Psychological well-being is central to everything Guislain does. We are the oxygen, fuel the dialogue and break the stigma. A hospitable place for young people, immediate or distant neighbours and dreamers. We are contrarian, utopian, brutal, creative and playful. Every vote counts. Against the flow. Only in this way will Guislain be and become a unique laboratory, an abrasive experience, an international kick in the ass.
About the museum
The Museum Dr. Guislain fully subscribes to ICOM’s definition of a museum as ‘a non-profit, permanent institution in the service of society and its development, open to the public, which acquires, conserves, researches, communicates and exhibits the tangible and intangible heritage of humanity and its environment for the purposes of education, study and enjoyment’.
But there is more. Prejudice with regard to the practice of psychiatry does not only have repercussions on the way in which society organises this health care discipline. It can also greatly affect the specific individual with a mental disorder who only too often comes across difficulties in finding a place and meaning in society, as a self-reliant and integrated individual.
The museum particularly hopes to succeed in proving that the concepts of ‘madness’ or ‘psychiatric disorder’ are not purely medical. There is always a sociocultural and ideological structure behind them. Specifically these aspects can dramatically determine our attitude towards mental illness. The way in which psychiatry, as a part of Western medicine, in conjunction with the rest of society, approaches man, strongly determines the insights it gains and the impasses it reaches, as well as the way in which the newly acquired knowledge is translated into social initiatives. At the same time, that knowledge is an invitation to you, our visitor, to broaden and enrich your general view of man.

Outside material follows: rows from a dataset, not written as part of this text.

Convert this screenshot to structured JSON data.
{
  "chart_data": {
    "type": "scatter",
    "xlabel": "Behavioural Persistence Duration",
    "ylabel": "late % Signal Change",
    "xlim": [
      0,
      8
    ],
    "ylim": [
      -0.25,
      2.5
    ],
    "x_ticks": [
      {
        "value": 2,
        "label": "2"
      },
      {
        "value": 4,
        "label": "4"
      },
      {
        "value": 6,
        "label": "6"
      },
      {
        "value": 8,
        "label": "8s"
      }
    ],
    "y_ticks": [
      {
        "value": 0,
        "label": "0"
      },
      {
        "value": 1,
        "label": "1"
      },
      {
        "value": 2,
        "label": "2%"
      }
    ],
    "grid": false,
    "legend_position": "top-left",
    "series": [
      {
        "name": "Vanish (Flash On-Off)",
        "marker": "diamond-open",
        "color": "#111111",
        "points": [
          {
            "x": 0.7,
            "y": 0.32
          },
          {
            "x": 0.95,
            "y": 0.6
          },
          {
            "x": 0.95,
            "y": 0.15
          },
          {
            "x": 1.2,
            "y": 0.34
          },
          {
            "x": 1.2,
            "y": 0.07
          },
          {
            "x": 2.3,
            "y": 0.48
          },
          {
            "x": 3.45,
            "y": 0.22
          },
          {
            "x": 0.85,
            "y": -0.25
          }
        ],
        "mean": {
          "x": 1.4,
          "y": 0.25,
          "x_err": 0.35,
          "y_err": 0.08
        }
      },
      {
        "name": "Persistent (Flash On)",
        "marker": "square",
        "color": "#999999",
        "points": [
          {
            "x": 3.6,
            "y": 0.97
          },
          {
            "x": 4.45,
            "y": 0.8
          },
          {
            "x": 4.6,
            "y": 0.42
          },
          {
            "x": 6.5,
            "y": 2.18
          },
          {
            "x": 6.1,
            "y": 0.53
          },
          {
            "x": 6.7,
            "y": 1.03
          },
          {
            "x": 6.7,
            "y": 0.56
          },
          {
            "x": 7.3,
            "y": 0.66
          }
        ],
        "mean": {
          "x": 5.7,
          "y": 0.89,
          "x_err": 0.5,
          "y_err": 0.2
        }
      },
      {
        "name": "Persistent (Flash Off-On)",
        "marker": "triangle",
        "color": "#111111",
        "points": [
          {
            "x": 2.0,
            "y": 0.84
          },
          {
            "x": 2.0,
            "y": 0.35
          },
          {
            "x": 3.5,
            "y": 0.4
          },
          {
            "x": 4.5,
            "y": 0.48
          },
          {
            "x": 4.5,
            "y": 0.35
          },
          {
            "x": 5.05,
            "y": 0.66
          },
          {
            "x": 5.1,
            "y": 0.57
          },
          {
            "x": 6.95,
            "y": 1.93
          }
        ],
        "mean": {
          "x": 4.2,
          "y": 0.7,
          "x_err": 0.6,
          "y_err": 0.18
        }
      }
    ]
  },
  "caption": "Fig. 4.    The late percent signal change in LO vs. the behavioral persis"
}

Although the scope of the Museum Dr. Guislain has in time gone furter than the history of psychiatry, the starting point for exhibitions and other activities has always remained questioning the distinction between normal and abnormal.
The old Guislain Asylum
Peter Joseph Triest (1760–1836) founded the congregations of the Sisters of Charity and the Brothers of Charity in the early 19th century, and later on the orders of the Brothers of Saint John of God and the Sisters of the Childhood of Jesus. With the help of the Brothers and the Sisters of Charity, he succeeded in dramatically changing the degrading situation in the insane asylums of Ghent, Hospice n°8 and Gerard the Devil’s Castle. He appointed the young physician Joseph Guislain (1797–1860), who had made a name for himself with his revolutionary, award-winning studies, as the head physician of both insane asylums in Ghent. This marked the start of a very fruitful cooperation between the two pioneers of psychiatric care in Belgium: Triest, who started care out of religious motives and a powerful spirit of charity, and Guislain, who enriched it and completed it with his scientific and therapeutic approach. One of the first results of their collaboration was an internal set of rules for the institutions. These were the first of their kind and determined how to treat the ill in a dignified and therapeutically correct fashion. And so, moral treatment was introduced to the Low Countries. The mentally insane were considered to be ill people, and the rules advocated the use of as little violence as possible and prescribed occupational therapy. Those same principles form the basis of the Mental Treatment Act, which Guislain and Edouard Ducpétiaux drew up in 1850, and which would constitute the legal framework until 1991. Even in the design of the new mental hospital, Guislain’s therapeutic principles, in collaboration with the Ghent city architect Adolphe Pauli, were translated into an architectural concept.
From hospital to museum
The current museum collection started with a small ‘key collection’, which is older than the actual museum itself. A number of old objects were preserved inside the walls of the Guislain Hospital and were put on display for certain special occasions such as open house days. Particularly the late 18th/early 19th century collection of instruments of coercion used in the Ghent madhouse for men was an eye catcher. The reactions from such temporary initiatives revealed both great ignorance and an equally great curiosity about the history of mental health care in general and psychiatry in particular. With the establishment of the Museum Dr. Guislain in 1986, this collection was presented as a permanent exhibition.